Saturday, 15 December 2007

An apology...

As anyone close to me knows, for days I have been grappling with how best to reconcile myself to the people of Second Life, to acknowledge my own wrongdoing and still to maintain my focus on the work as a self promoting whore *coughs* I mean fashionista.

Others are presenting my defense on the facts, the law and the ToS. Nothing I can say now can add to that. What I want the Second Life people to know, what I want the Mean Girls to know is that I am profoundly sorry for all I have done wrong in words and deeds. I never should have misled the grid, the Mean Girls, my friends or my family.
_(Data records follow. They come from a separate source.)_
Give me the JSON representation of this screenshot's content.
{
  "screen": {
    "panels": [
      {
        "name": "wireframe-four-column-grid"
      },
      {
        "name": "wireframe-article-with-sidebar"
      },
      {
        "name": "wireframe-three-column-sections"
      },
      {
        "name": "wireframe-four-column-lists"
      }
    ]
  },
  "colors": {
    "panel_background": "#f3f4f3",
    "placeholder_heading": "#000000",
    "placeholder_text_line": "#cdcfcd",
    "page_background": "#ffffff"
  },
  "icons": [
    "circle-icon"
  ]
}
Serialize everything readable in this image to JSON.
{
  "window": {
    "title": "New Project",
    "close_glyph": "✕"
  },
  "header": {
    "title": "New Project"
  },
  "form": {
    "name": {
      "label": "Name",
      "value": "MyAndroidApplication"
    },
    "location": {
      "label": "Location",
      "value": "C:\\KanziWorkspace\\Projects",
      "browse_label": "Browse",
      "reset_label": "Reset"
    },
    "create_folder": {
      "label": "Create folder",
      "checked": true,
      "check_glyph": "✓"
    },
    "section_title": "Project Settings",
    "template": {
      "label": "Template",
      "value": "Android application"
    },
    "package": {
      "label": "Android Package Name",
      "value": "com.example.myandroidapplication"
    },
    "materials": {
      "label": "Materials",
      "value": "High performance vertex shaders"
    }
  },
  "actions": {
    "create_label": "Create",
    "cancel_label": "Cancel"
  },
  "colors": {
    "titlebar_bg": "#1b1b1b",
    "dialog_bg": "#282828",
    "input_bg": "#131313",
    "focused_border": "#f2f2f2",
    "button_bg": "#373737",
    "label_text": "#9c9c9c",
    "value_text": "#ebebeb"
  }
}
Quite simply, I gave in to my shame.

I have been condemned by my accusers with harsh words, and while it's hard to hear yourself called deceitful and manipulative, I remember Ben Franklin's admonition that our critics are our friends, for they do show us our faults.

Mere words cannot fully express the profound remorse I feel for what both the grid and the fashion community is going through and for what members of the Mean Girls are now forced to deal with. These past days have been a torturous process of coming to terms with what I did. I understand that accountability demands consequences, and I'm prepared to accept them. Painful though the condemnation of society would be, it would pale in comparison to the consequences of the pain I have caused my family. There is no greater agony.

Like anyone who honestly faces the shame of wrongful conduct, I would give anything to go back and undo what I did. But one of the painful truths I have to live with is the realty that that is simply not possible. An old and dear friend of mine recently sent me the wisdom of a poet, who wrote, "teh lolcat what haz teh cheezburger, is happeh, but teh powah that cumz from teh cheezburger iz unwashed by all teh tearz".

So nothing -- not tears, nor wit, nor lolcat, nor cheezburger -- can alter what I have done. I must make my peace with that. I must also be at peace with the fact that the public consequences of my actions are in the hands of the people of Second Life and their representatives in the Mean Girls. Should they determine that my errors of word and deed require their rebuke and censure, I am ready to accept that.

Meanwhile, I will continue to do all I can to reclaim the trust of the metaverse and to serve them well. We must all return to the work, the vital work of strengthening our community for the new windlight. Our grid has wonderful opportunities and daunting challenges ahead. I intend to seize those opportunities and meet those challenges with all the energy and ability and strength Philip Linden has given me. That is simply all I can do, the work of the fashionable society.

Thank you very much.

2 comments:

Rawly said...

What? Are you mad? You deserve a partayyy!! Woo hoo! Me log you long time....

Call me, we'll sneeze on the lunches of "men" who call each other "dear", and "love", and play with barbies.

Smooches,

Rawly Rousselot, Papa Razzi
SL Inworld Today.com
SL's most feared and most fierce journalist

Anonymous said...

Rawly: Most feared journalist? Surely you jest. I don't think anyone fears you at all. Someone's got a bigger opinion of themselves than they should ever have. LULZ.